19. In Vijay Dhanji Chaudhary Vs. Suhas Jayant Natawadkar (2010) 1 SCC 166, this Court has taken note of the ongoing rampant unethical practice by some of the Advocates-on-Record, duly enrolled under the provisions of the Supreme Court Rules, 1966, as many special leave petitions are being filed by them being merely as name- lenders, without having, or taking any responsibility for the case. As a result of prevalence of such a practice, in such cases, the Advocates-on-Record do not appear when matters are listed before the Court, nor do they take any interest or responsibility for processing or conducting the case. They also play no role in preparation of the petitions, nor ensure that requirements of Rules are fulfilled and defects are cured. If role of an Advocate-on-Record is merely to lend his name for filing cases without being responsible for conduct of a case, the very purpose of having the system of Advocates-on-Record would get defected.

In the said case, this Court did not merely dismiss the petition for not rendering any assistance by the appearing counsel in absence of the Advocate-on-Record, rather issued notice to the Supreme Court Bar Association and the Advocates-on-Record’s Association asking for suggestions for improving the system and to compel such mere name-lending Advocates-on-Record to serve the purpose for which they have been enrolled. The matter is to come for further consideration after those Associations submit their suggestions for observance and strict adherence to the Rules, as is evident from the proceedings in that case dated 30.11.2009, 08.03.2010, 15.03.2010 and 18.03.2010.

20. The aforesaid facts reveal that application for dissolution of marriage was filed only on 9.9.2009 before the Family Court and the said application was disposed of vide order dated 25.11.2009 asking the parties to wait for six months.
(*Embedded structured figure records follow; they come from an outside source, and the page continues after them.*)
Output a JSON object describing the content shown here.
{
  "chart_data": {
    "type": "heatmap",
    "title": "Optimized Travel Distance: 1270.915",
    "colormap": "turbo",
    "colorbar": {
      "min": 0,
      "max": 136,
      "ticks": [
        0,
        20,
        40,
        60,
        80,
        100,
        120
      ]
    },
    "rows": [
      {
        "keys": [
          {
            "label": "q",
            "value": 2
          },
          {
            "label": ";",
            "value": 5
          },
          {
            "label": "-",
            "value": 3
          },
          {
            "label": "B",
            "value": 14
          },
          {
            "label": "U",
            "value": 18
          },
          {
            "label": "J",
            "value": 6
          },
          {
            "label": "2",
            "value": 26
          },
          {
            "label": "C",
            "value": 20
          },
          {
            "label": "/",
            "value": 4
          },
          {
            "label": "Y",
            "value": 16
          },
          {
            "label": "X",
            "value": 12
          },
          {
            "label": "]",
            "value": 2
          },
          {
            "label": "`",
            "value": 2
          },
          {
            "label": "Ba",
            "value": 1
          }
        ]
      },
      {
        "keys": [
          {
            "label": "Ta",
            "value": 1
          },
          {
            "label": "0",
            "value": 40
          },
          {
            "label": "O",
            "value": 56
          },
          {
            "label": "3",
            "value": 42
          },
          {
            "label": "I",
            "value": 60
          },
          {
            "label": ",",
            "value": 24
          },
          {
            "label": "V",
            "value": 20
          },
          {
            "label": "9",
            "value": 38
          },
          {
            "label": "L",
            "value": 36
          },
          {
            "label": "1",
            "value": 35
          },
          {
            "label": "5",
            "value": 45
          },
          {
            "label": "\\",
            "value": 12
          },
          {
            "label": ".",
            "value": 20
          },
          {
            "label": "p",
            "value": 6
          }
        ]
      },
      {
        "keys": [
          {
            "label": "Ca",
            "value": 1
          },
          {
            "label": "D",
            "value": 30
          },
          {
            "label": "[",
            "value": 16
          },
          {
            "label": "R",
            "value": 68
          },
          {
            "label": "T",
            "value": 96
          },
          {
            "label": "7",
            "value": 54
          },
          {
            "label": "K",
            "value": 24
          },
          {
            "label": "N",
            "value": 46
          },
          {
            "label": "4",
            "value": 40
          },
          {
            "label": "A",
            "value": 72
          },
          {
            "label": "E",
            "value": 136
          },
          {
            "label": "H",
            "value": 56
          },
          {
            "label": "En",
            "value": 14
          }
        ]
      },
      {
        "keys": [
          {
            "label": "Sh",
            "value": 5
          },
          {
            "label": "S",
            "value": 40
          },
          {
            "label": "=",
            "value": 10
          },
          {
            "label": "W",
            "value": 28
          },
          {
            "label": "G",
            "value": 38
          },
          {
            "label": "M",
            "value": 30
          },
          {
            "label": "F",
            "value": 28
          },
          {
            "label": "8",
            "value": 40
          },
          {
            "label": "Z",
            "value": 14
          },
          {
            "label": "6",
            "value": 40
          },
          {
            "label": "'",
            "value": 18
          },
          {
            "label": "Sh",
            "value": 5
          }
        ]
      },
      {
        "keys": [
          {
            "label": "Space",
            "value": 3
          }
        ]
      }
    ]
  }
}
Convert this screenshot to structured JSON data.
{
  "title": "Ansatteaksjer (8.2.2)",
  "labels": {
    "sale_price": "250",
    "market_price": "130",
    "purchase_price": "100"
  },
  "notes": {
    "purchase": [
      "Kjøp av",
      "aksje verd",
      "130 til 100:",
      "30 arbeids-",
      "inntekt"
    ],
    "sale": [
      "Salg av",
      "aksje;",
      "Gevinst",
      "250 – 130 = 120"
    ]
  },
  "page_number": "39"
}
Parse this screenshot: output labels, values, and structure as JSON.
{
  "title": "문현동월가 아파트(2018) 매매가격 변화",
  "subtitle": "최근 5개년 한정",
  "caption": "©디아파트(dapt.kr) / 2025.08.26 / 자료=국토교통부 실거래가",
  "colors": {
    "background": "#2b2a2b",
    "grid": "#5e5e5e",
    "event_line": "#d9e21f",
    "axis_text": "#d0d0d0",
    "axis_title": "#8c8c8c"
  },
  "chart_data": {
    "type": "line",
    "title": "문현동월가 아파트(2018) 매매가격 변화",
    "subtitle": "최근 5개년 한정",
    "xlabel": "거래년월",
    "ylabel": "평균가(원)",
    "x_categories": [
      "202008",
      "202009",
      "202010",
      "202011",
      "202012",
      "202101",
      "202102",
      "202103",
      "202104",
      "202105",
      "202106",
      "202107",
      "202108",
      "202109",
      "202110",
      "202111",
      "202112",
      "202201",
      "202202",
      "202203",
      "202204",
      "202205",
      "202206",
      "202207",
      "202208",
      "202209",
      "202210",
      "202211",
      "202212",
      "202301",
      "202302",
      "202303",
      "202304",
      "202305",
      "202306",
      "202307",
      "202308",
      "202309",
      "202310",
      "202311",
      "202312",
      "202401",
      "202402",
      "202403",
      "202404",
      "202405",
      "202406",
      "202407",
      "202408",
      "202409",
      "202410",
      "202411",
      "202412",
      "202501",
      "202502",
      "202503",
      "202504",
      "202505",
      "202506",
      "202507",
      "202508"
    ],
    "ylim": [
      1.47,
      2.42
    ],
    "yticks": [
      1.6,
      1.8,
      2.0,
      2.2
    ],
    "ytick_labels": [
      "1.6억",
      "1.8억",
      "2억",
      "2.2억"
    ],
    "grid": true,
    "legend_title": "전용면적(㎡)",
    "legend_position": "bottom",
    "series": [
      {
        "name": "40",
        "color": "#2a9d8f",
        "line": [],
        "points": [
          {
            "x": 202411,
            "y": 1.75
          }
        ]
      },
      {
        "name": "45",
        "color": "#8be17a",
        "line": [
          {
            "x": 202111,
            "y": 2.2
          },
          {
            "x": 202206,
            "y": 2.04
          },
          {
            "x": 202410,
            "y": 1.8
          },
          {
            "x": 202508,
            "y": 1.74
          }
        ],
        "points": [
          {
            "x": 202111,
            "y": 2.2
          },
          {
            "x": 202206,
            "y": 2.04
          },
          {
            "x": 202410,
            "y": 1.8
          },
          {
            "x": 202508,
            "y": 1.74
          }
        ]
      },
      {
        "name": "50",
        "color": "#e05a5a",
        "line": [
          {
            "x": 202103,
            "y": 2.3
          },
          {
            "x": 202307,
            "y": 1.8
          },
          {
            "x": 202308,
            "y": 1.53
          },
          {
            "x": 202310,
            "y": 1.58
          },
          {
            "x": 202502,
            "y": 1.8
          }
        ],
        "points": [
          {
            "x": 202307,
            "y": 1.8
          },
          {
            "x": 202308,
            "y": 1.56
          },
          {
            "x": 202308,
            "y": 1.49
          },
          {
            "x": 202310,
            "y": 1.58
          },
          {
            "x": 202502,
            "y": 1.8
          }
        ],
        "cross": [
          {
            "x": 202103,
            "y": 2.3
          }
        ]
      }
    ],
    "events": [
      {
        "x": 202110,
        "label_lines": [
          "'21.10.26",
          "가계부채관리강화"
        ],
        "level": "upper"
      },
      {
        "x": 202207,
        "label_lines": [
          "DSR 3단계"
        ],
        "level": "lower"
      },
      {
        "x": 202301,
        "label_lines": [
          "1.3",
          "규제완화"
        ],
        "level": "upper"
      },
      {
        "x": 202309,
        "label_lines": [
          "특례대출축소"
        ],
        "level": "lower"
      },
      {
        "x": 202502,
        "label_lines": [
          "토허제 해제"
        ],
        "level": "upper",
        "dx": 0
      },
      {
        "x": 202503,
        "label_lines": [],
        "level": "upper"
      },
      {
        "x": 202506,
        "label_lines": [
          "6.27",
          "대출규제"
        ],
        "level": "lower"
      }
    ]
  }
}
Thus, it is not a case that there had been any delay in disposal of the case by the Family Court. The petition has been filed without any sense of responsibility either by the parties or their counsel. Such a practice is tantamount to not only disservice to the institution but it also adversely affects the administration of justice. Conduct of all of them has been reprehensible.

For the reasons aforesaid, this petition is dismissed.